As in so many Greek myths, there is a good deal of late literary embroidery here, superimposed on ancient faith. Along with all the other female deities of the Mediterranean, Demeter and Kore were originally not so much mother and daughter as they were aspects of the same transcendent Great Goddess: Demeter at harvest, and Kore at the anodos, the ‘rising of the maiden’ in the late autumn (or spring, in cooler climes), when life returns to the Earth. Keep her in mind, for she is the necessary protagonist of this or any other book about Sicily.

In all of the island’s Greek cities there were numerous temples – most, in that increasingly secular age, little more than civic monuments, treasuries or public art galleries. The one that counted, the only one that inspired any real religious emotion, was outside the walls, the sanctuary of Demeter and Kore, where archaeologists find thousand upon thousand of ceramic ex-voto offerings. On this most religiously conservative of islands she survived the coming of Christianity to reappear as the Virgin Mary: the festival processions, with her image on a cart, or perhaps a maiden of the village on a white horse, differ little from those of two millennia or more ago.

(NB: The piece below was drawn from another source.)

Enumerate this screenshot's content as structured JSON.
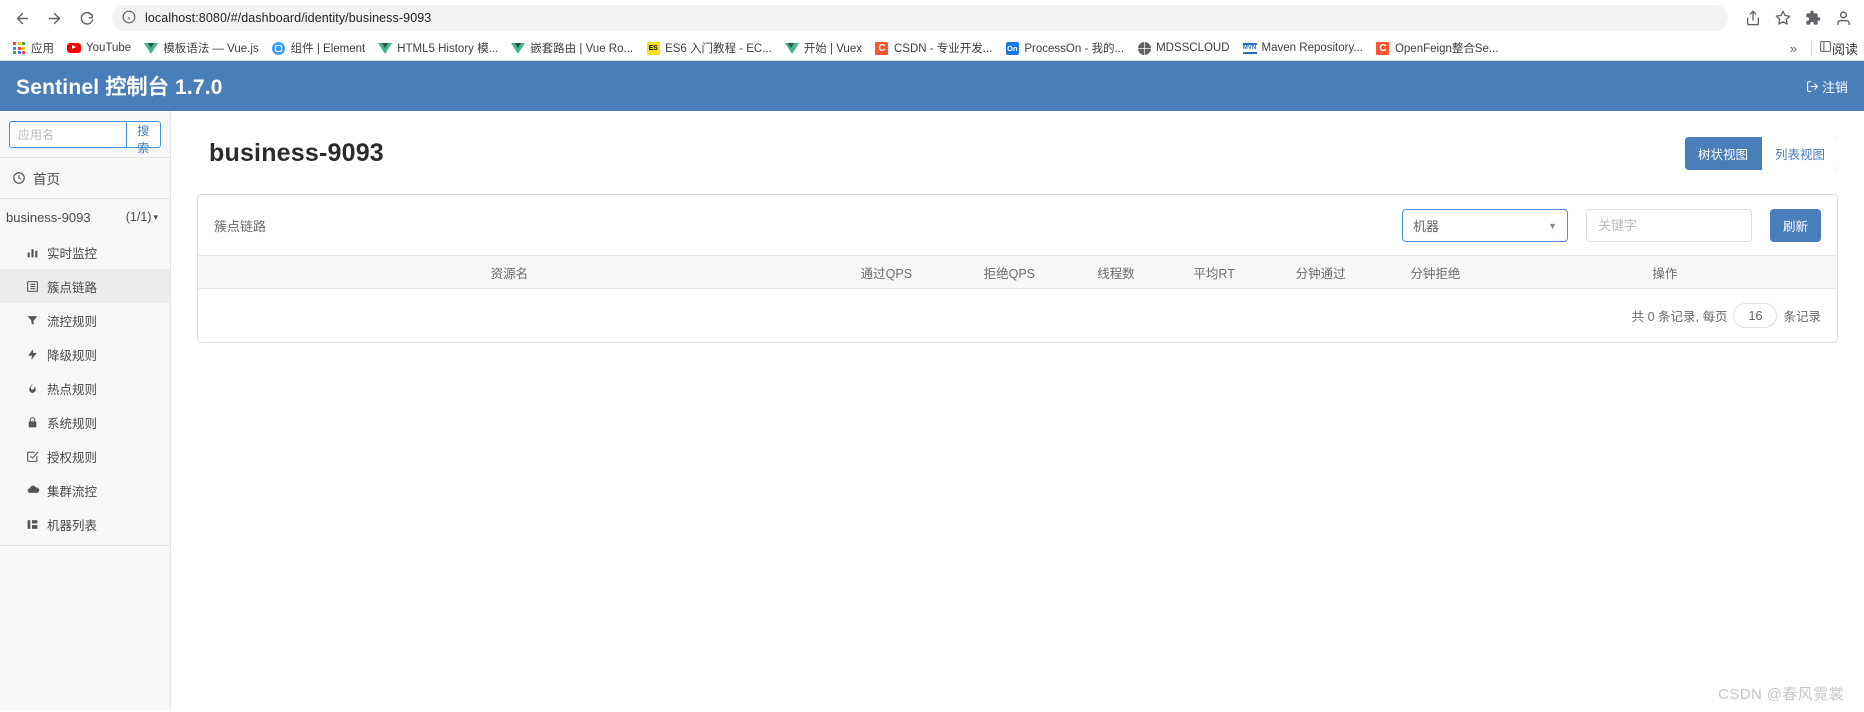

And so she presides over the eternal Sicilian melancholy; you may feel her mourning for her lost daughter, or son, for everything that has been lost or spoilt over the centuries. The wild flowers and the rich crops still come each year without fail; Sicily’s abundance makes its historic poverty that much harder to understand. There’s no reason to think that the contradictions will cease until some greater anodos brings a saner life and culture to the island. Abundance and poverty, brilliant sunlight and sinister shadows, almond blossoms and death.